How does Git use SHA-1 hashes to guarantee that no part of a project's history can be changed without detection?
Git uses SHA-1 (Secure Hash Algorithm 1) hashes as unique, fixed-size fingerprints for all pieces of data it stores, ensuring that any alteration to a project's history is immediately detectable. A SHA-1 hash is a 40-character hexadecimal string, mathematically derived from the exact content of the data. Its key properties are determinism—the same input always produces the same output—and collision resistance, meaning it's computationally infeasible to find two different inputs that produce the same hash, or to find an input that matches a given hash.
Git stores three main types of objects, each identified by its content's SHA-1 hash:
1. Blob objects: These store the exact content of a file. If even a single byte within a file changes, its blob object's SHA-1 hash will be completely different.
2. Tree objects: These represent a directory snapshot. A tree object contains a list of entries, each pointing to a blob object (for a file) or another tree object (for a subdirectory), along with its name and permissions. The hash of a tree object is calculated from its entire content—the list of its entries. If any file or subdirectory content, name, or permission within that directory changes, the tree object's hash changes.
3. Commit objects: These represent a specific point in the project's history. A commit object stores: a pointer (SHA-1 hash) to its top-level tree object (which represents the entire project's file and directory structure at that moment), pointers (SHA-1 hashes) to its parent commit(s) (linking it to previous history), the author, committer, date, and the commit message. The commit object's own SHA-1 hash is calculated from all this information combined.
This system guarantees detection of changes through a chain of dependencies.

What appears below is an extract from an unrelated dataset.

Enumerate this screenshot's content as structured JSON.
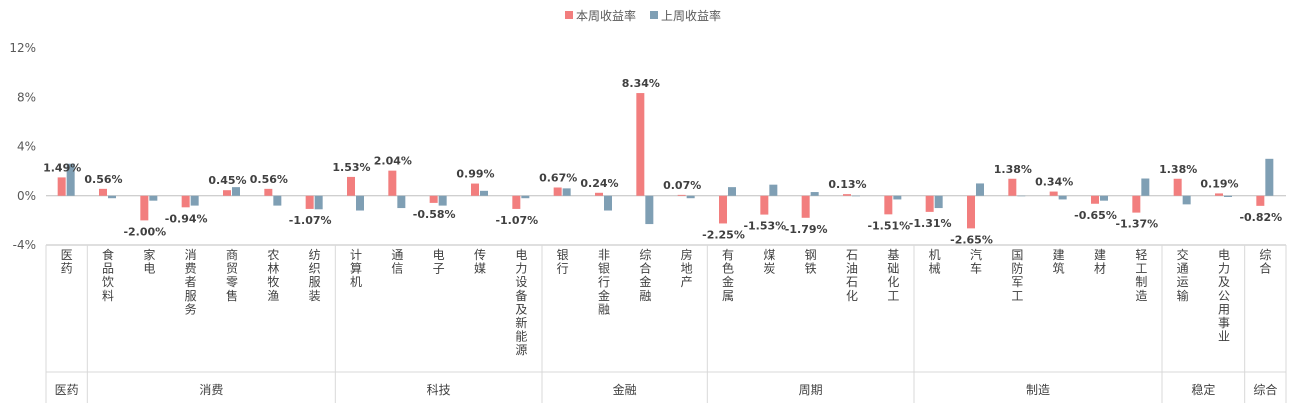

If any part of a project's history is altered:
Changing a file's content: This changes the blob object's SHA-1 hash. Because the blob's hash is referenced by its containing tree object, the tree object's hash also changes. This propagates up to the top-level tree object, changing its hash.
Changing a directory's structure, file name, or permissions: This directly changes the tree object's content, thus changing its hash, which propagates up to the top-level tree object.
Changing the top-level tree or any metadata (author, message, date) of a specific commit: Since the commit object's hash is calculated from all its contents, including the top-level tree pointer and its own metadata, any such change will result in a different SHA-1 hash for that commit.
Crucially, because each commit object includes the SHA-1 hash of its parent commit(s) as part of its own content, any change to an old commit's SHA-1 hash (due to changes in its files, directories, or metadata) will cause the SHA-1 hash of *all subsequent commitsthat trace back to it to also change. This creates an unbroken, cryptographically verifiable chain. If a Git repository's history is ever altered, the SHA-1 hashes of the affected commit and all its descendants will no longer match the originally recorded hashes. When Git compares histories (e.g., during a fetch or clone operation), it immediately detects this discrepancy, signaling an integrity compromise without ambiguity.